Given △ABC∼△DEF, m∠A=52°, and m∠E=11°, what is the measure of angle C?(1 point)
By triangle similarity, we have that the ratios of corresponding sides of similar triangles are equal. Therefore, we can set up the following ratios:
AB/DE = BC/EF = AC/DF.
We are given that m∠A = 52°, and m∠E = 11°. By corresponding angles of similar triangles, this means that m∠B = 11°.
Since the sum of angles in a triangle is always 180°, we can find the measure of angle C by subtracting the measures of angles A and B from 180°:
m∠C = 180° - (m∠A + m∠B) = 180° - (52° + 11°) = 180° - 63° = 117°.

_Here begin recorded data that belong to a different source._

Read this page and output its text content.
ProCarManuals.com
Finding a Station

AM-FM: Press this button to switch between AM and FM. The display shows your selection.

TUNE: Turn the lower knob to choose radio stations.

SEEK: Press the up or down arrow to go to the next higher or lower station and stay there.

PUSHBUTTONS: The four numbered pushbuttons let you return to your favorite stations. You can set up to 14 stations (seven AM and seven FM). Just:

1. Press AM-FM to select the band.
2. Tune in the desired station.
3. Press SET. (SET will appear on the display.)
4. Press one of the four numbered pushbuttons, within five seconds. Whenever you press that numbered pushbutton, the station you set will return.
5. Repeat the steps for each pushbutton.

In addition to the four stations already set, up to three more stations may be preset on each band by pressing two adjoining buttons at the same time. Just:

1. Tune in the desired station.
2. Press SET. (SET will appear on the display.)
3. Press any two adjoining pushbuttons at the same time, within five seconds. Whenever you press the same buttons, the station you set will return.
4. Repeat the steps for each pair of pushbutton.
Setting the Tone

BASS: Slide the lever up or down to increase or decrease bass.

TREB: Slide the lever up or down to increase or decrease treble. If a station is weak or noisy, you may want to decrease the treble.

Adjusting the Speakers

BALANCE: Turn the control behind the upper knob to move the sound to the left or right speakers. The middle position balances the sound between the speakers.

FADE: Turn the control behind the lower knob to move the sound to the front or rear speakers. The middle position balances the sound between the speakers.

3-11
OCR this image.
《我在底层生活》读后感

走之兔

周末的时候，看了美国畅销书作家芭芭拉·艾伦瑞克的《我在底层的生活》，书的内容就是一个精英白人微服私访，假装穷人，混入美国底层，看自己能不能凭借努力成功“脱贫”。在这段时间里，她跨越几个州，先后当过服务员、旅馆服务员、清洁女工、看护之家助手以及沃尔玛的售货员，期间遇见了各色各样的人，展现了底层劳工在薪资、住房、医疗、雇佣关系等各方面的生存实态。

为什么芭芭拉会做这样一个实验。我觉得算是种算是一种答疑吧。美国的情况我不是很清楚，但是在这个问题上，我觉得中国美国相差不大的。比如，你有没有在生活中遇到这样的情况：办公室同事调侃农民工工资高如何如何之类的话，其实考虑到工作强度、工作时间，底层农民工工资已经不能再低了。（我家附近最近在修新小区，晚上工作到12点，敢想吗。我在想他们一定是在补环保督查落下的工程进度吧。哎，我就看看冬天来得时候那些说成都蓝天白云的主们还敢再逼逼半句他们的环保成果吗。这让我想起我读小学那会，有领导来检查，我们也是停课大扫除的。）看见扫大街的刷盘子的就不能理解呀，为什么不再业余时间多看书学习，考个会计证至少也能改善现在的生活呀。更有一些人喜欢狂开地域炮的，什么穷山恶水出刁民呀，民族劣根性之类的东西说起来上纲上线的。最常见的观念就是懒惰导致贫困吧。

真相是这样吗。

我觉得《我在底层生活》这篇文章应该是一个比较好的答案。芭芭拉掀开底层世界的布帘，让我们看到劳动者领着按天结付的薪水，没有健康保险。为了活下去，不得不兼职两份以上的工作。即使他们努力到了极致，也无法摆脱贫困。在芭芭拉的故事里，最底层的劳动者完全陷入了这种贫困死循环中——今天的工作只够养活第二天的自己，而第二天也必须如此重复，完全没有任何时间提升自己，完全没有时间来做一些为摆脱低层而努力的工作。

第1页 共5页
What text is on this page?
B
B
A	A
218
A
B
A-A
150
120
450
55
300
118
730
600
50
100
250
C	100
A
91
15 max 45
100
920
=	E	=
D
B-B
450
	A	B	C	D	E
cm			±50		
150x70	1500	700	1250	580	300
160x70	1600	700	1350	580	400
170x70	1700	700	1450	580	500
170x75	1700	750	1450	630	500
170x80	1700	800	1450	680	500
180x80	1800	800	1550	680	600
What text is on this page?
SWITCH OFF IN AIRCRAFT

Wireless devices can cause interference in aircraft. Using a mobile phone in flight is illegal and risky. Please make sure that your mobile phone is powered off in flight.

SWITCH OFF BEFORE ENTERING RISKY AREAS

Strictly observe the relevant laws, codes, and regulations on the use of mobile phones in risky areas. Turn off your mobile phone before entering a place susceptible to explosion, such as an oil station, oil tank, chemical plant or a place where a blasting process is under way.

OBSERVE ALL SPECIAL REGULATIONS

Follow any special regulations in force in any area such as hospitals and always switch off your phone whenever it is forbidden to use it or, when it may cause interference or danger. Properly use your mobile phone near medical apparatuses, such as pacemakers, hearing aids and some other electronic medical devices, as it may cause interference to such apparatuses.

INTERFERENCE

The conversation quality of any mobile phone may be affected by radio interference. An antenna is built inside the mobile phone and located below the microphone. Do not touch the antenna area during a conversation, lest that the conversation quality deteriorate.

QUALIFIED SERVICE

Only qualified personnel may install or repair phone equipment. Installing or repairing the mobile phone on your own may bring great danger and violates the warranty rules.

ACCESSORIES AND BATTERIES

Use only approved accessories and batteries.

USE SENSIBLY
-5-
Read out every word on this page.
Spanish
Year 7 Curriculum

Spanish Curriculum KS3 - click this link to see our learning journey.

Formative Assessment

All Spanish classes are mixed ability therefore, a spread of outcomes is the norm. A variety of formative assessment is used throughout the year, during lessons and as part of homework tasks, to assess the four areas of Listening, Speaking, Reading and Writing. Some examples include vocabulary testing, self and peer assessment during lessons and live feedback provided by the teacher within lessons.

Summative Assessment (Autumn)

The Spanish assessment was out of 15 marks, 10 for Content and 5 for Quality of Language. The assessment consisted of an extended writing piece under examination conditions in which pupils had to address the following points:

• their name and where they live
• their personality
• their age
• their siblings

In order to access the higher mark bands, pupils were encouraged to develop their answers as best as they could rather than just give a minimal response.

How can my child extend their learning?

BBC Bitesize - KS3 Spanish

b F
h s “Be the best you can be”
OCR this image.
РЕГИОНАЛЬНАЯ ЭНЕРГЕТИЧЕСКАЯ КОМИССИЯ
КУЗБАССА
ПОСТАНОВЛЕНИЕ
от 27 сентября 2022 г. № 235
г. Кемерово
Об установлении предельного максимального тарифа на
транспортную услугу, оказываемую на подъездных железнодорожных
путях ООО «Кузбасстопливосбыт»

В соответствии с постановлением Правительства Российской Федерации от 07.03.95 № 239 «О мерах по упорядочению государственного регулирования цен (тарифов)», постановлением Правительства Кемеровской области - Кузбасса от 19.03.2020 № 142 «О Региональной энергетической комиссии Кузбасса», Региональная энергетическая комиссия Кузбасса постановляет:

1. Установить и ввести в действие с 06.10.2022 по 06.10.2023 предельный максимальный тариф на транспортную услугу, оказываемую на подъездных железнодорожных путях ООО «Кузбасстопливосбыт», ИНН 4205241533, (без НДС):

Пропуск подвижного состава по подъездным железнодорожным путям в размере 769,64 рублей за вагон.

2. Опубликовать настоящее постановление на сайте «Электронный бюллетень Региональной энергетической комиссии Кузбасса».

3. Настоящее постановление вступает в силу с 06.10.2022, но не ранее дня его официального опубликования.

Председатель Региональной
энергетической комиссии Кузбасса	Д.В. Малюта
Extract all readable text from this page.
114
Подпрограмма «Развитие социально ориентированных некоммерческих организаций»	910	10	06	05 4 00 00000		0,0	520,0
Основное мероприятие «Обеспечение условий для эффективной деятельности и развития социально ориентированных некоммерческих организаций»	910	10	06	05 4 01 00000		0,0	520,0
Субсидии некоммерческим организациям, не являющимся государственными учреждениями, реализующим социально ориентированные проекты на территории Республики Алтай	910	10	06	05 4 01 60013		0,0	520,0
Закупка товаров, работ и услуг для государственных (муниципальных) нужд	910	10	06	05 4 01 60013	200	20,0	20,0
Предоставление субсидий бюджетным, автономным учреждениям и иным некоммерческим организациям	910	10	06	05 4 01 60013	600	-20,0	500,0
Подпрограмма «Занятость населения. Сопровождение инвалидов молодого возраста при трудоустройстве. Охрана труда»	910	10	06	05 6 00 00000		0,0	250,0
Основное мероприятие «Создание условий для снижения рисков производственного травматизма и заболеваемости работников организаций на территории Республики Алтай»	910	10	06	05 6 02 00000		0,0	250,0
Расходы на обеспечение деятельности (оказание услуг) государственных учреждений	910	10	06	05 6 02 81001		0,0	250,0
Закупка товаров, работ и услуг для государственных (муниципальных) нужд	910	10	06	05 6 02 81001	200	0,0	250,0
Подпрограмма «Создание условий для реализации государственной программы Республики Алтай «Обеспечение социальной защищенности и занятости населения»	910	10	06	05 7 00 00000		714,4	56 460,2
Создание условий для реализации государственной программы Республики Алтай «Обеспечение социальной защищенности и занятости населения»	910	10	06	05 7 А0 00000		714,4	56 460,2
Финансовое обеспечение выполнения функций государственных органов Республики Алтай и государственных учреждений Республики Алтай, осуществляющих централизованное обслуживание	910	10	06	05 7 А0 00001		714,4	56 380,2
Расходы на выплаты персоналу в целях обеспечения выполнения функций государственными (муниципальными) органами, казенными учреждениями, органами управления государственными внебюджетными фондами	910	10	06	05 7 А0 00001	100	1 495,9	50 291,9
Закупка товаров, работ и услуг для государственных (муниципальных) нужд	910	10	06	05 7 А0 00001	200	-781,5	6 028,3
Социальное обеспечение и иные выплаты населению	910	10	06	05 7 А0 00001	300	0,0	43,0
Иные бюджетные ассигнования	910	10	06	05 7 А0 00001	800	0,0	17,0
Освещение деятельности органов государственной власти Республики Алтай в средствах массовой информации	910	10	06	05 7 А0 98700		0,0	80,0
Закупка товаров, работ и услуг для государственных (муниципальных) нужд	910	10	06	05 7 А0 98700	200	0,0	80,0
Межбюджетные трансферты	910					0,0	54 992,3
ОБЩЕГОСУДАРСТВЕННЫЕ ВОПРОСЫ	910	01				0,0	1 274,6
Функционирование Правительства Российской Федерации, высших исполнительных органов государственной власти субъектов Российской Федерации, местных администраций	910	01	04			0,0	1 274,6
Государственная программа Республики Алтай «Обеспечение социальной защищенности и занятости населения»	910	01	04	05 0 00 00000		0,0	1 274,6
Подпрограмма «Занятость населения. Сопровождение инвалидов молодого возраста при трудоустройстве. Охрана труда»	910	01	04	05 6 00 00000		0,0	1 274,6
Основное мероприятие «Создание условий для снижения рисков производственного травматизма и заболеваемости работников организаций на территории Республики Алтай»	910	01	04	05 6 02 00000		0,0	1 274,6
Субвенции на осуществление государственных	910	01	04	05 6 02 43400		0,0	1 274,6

Therefore, the measure of angle C is 117°.
To find the measure of angle C, we can use the property of corresponding angles in similar triangles.
Since △ABC ∼ △DEF, corresponding angles have the same measures.
We know that m∠A = 52° and m∠E = 11°.
Therefore, m∠C corresponds to m∠F.
So, the measure of angle C is equal to the measure of angle F, which is 11°.
To find the measure of angle C in triangle ABC, we can use the fact that corresponding angles in similar triangles are congruent.
Given that triangle ABC is similar to triangle DEF, we know that angle A corresponds to angle D, angle B corresponds to angle E, and angle C corresponds to angle F.
Since we are given that angle A measures 52° and angle E measures 11°, we can conclude that angle D also measures 52° (corresponding angles are congruent).
To find the measure of angle C, we need to determine the measure of angle F. Since angles in a triangle add up to 180°, we can set up an equation:
angle C + angle D + angle F = 180°
Substituting the values we know:
angle C + 52° + 11° = 180°
Simplifying the equation:
angle C + 63° = 180°
To isolate angle C, we subtract 63° from both sides:
angle C = 180° - 63°
Solving:
angle C = 117°
Therefore, the measure of angle C is 117°.